God Botherers: Moments that made Behemoth
‘FROM THE PAGAN VASTLANDS’ from ‘Sventevith (Storming Near the Baltic)’, 1995
“This is the song that has survived the test of time and is a song that we can play on the setlist today and it’s still going to sound fresh and ass-kicking. It was one of those songs that changed people’s minds. I wouldn’t call it a hit or anything, but it it was catchy, it was good. We had to rearrange it. Since ’95/’96 when we put it out, we’ve learned to handle our instruments. It obviously sounds pretty fucking different to the original and I love that song a lot. Even with the sloppy production on the record and the performance, it still has its charm.”
’CHANT FOR ESCHATON 2000’ from ‘Satanica’, 1999
“There’s a funny story to that song. I remember I was strongly inspired by [The Fields Of] Nephilim album ‘Zoon’. It was more like an industrial metal project, it was different, a more metalised version of Nephilim. I wanted to bring some of the atmosphere, the mood of this record into Behemoth. The faces that my band members made when I was explaining to do that song!? They didn’t dig it. They didn’t get it at all. I promised them: ‘Let’s play it once. Let’s play it, try to improvise a little bit, then we go into the studio and see what happens. If it fits there, if it is a good song, it is going to stay on the record. If it’s crap then I’m going to fuck-ing delete it. We tracked it down and it happened to be one of our biggest songs to date. I couldn’t imagine a Behemoth live show without ‘Chant For Eschaton…’”
’ANTICHRISTIAN PHENOMENON’ from ‘Thelema.6’, 2000
“I really liked the opening, which is very groovy, very simple and black metal rooted. It is one of the most im-portant songs in our career – along with ‘Christians To The Lions’. I was in Lublin recording the album, in South-East Poland. I was staying at a friend’s house and was explaining to him that’s how I wanted the re-cord to start but it would be cool if we had some sort of speech before the song begins. He came up with this quote from somewhere. We cut into one short sentence, put some distortion, some effects on it so it doesn’t sound exactly like the original. Years later, someone told me it was John Malkovich. I still don’t know what movie it is from.”
‘SLAVES SHALL SERVE’ from ‘Demigod’, 2004
“Just before we went into the studio, ‘Slaves Shall Serve’ was the song I liked least. I didn’t even like it, at all.
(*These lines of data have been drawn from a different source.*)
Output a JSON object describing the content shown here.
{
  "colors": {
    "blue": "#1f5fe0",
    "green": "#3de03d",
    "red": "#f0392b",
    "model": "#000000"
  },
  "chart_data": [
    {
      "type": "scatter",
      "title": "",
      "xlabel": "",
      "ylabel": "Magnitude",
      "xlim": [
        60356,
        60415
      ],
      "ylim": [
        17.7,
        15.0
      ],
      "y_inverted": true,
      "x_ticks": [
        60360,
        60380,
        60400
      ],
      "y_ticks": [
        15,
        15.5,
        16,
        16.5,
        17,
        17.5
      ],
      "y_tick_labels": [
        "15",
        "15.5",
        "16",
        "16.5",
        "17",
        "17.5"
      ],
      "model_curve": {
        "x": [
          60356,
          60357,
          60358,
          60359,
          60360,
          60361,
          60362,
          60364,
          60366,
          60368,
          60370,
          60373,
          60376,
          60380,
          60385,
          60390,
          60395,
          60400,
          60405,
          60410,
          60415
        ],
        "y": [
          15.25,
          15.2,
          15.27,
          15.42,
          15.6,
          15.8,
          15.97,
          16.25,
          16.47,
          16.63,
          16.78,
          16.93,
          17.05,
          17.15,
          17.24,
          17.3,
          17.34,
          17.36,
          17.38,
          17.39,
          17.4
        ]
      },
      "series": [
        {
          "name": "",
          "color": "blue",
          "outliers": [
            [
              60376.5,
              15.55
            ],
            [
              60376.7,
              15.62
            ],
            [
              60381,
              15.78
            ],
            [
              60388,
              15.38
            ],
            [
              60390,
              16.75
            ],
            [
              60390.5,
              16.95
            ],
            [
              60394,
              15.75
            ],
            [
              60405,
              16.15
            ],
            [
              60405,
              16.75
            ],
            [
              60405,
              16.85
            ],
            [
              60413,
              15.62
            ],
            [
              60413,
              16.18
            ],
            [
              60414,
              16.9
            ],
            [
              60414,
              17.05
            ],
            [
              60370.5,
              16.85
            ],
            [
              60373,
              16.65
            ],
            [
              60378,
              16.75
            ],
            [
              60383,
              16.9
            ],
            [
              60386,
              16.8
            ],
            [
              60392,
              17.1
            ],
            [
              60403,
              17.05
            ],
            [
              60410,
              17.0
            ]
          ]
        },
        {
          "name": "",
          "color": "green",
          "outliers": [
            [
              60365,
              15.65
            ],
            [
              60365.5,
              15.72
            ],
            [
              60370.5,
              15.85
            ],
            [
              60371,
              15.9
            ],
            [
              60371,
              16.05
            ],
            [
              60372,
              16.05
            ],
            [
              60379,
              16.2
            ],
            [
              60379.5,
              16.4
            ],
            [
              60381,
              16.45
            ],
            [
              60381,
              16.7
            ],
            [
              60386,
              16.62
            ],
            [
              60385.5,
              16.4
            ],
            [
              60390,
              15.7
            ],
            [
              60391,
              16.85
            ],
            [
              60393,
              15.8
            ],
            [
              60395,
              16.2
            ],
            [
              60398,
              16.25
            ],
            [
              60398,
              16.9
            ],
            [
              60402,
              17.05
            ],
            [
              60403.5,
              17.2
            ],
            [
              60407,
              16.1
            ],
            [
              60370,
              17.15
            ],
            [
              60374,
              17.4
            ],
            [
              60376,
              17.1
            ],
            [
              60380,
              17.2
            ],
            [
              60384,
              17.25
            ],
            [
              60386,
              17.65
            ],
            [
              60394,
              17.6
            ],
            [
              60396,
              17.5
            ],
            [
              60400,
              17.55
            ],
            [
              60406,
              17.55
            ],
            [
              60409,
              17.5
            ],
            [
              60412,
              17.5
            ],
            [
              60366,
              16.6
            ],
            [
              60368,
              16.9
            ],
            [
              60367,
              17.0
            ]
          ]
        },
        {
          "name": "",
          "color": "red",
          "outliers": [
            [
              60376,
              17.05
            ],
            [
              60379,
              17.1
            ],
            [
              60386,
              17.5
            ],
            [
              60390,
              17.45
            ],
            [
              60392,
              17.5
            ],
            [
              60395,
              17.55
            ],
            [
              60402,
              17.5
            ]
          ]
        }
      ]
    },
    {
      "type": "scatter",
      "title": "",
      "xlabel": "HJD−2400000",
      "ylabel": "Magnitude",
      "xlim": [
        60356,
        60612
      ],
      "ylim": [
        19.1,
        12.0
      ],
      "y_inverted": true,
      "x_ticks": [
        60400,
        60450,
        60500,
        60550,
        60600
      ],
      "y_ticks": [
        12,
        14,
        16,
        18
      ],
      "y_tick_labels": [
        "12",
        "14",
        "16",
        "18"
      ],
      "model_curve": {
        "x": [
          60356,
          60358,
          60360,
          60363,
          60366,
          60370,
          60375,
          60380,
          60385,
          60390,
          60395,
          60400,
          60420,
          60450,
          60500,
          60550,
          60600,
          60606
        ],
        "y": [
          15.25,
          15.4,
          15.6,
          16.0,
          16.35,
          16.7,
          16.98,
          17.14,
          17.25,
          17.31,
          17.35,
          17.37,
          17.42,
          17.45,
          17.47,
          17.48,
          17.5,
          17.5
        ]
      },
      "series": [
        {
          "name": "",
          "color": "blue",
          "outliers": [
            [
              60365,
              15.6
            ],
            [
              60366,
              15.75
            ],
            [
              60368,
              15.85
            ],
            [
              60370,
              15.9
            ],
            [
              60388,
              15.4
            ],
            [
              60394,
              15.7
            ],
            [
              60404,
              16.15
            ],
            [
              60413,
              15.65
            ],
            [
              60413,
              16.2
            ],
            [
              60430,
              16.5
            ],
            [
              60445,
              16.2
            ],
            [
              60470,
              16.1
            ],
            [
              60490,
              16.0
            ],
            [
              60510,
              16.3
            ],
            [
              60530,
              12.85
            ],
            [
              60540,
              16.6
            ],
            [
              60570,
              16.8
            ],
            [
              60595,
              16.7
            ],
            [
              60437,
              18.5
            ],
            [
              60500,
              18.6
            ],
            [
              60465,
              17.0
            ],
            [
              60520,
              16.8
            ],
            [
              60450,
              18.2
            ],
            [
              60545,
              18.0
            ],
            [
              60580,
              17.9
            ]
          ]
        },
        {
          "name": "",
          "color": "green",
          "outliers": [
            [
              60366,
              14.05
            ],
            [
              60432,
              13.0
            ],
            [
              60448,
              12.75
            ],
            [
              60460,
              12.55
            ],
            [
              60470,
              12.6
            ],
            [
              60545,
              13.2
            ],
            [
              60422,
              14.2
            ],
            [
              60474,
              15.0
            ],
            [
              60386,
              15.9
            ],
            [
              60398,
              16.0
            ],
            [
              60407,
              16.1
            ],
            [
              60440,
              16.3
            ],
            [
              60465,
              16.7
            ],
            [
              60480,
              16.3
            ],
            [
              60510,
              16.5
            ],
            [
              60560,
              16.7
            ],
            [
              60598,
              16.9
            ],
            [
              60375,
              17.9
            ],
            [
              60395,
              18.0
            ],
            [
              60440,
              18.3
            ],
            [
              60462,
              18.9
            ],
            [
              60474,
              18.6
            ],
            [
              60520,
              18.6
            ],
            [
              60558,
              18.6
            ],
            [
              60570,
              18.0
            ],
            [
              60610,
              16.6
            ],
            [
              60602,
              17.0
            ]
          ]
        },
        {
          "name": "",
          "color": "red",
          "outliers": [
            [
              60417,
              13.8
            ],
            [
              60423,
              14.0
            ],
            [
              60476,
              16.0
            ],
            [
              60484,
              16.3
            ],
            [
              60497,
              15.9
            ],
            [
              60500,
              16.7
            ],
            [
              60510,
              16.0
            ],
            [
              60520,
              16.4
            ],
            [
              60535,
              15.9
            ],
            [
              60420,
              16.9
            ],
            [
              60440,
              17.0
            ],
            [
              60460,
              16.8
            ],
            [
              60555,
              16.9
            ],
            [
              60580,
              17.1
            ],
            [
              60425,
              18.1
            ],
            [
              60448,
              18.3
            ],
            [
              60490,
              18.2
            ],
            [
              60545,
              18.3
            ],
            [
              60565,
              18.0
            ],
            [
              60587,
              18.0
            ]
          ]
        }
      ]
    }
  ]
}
I thought it was just too chaotic, too crazy, it didn’t the concept, it didn’t fit the rest of the songs so I thought ‘Slaves Shall Serve’ would be an outtake! But, once we started working on it in the studio, I put vocals on it and everything, it ended up to be one of my very favourite songs of the whole Behemoth catalogue not just ‘Demigod’.”
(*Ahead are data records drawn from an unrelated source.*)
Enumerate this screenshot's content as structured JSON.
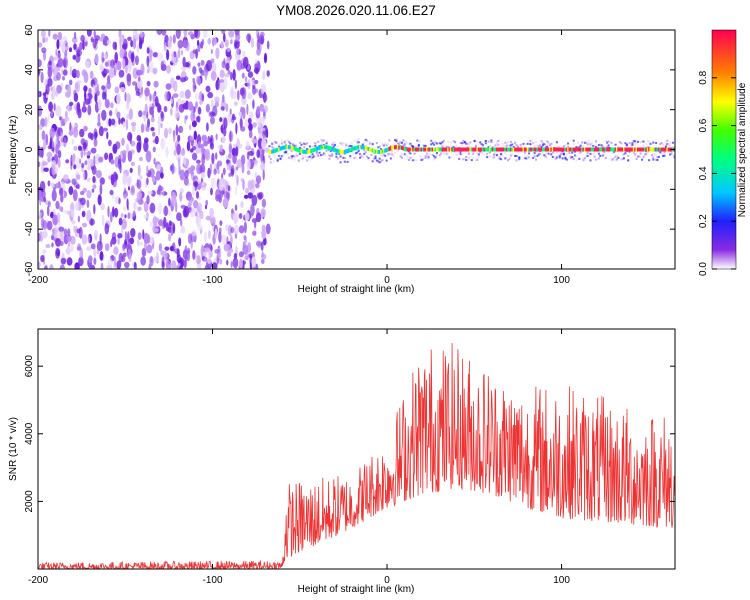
{
  "title": "YM08.2026.020.11.06.E27",
  "chart_data": [
    {
      "type": "heatmap",
      "title": "YM08.2026.020.11.06.E27",
      "xlabel": "Height of straight line (km)",
      "ylabel": "Frequency (Hz)",
      "xlim": [
        -200,
        165
      ],
      "ylim": [
        -60,
        60
      ],
      "x_ticks": [
        "-200",
        "-100",
        "0",
        "100"
      ],
      "y_ticks": [
        "60",
        "40",
        "20",
        "0",
        "-20",
        "-40",
        "-60"
      ],
      "colorbar": {
        "label": "Normalized spectral amplitude",
        "range": [
          0,
          1
        ],
        "ticks": [
          "0.0",
          "0.2",
          "0.4",
          "0.6",
          "0.8"
        ]
      },
      "features": {
        "noise_region_x": [
          -200,
          -68
        ],
        "signal_start_x": -68,
        "signal_center_frequency": 0
      }
    },
    {
      "type": "line",
      "xlabel": "Height of straight line (km)",
      "ylabel": "SNR (10 * v/v)",
      "xlim": [
        -200,
        165
      ],
      "ylim": [
        0,
        7100
      ],
      "x_ticks": [
        "-200",
        "-100",
        "0",
        "100"
      ],
      "y_ticks": [
        "6000",
        "4000",
        "2000"
      ],
      "series": [
        {
          "color": "#ee3333",
          "envelope": {
            "x": [
              -200,
              -60,
              -58,
              -40,
              -20,
              0,
              20,
              40,
              60,
              80,
              100,
              120,
              140,
              165
            ],
            "low": [
              0,
              0,
              300,
              700,
              1200,
              1800,
              2200,
              2400,
              2200,
              1800,
              1500,
              1400,
              1300,
              1200
            ],
            "high": [
              200,
              250,
              2600,
              2700,
              2900,
              4000,
              6800,
              6700,
              6000,
              5500,
              5600,
              5200,
              4800,
              4700
            ]
          }
        }
      ]
    }
  ]
}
‘ALAS, THE LORD IS UPON US’ from ‘Evangelion’, 2009
“Originally, we were going to have an instrumental and put some samples over it. Guenther from Rock The Nation, our agent, I played him some of the rehearsal songs from pre-production and I played him this song. He just said, ‘No fucking way! You’ve got to make a regular song out of this.’ I love the lyrics, they are very straightforward and offensive. We put it all together and I love how it is all so simple in a way. There is no lead, nothing. It’s very raw, very primitive, very bombastic.”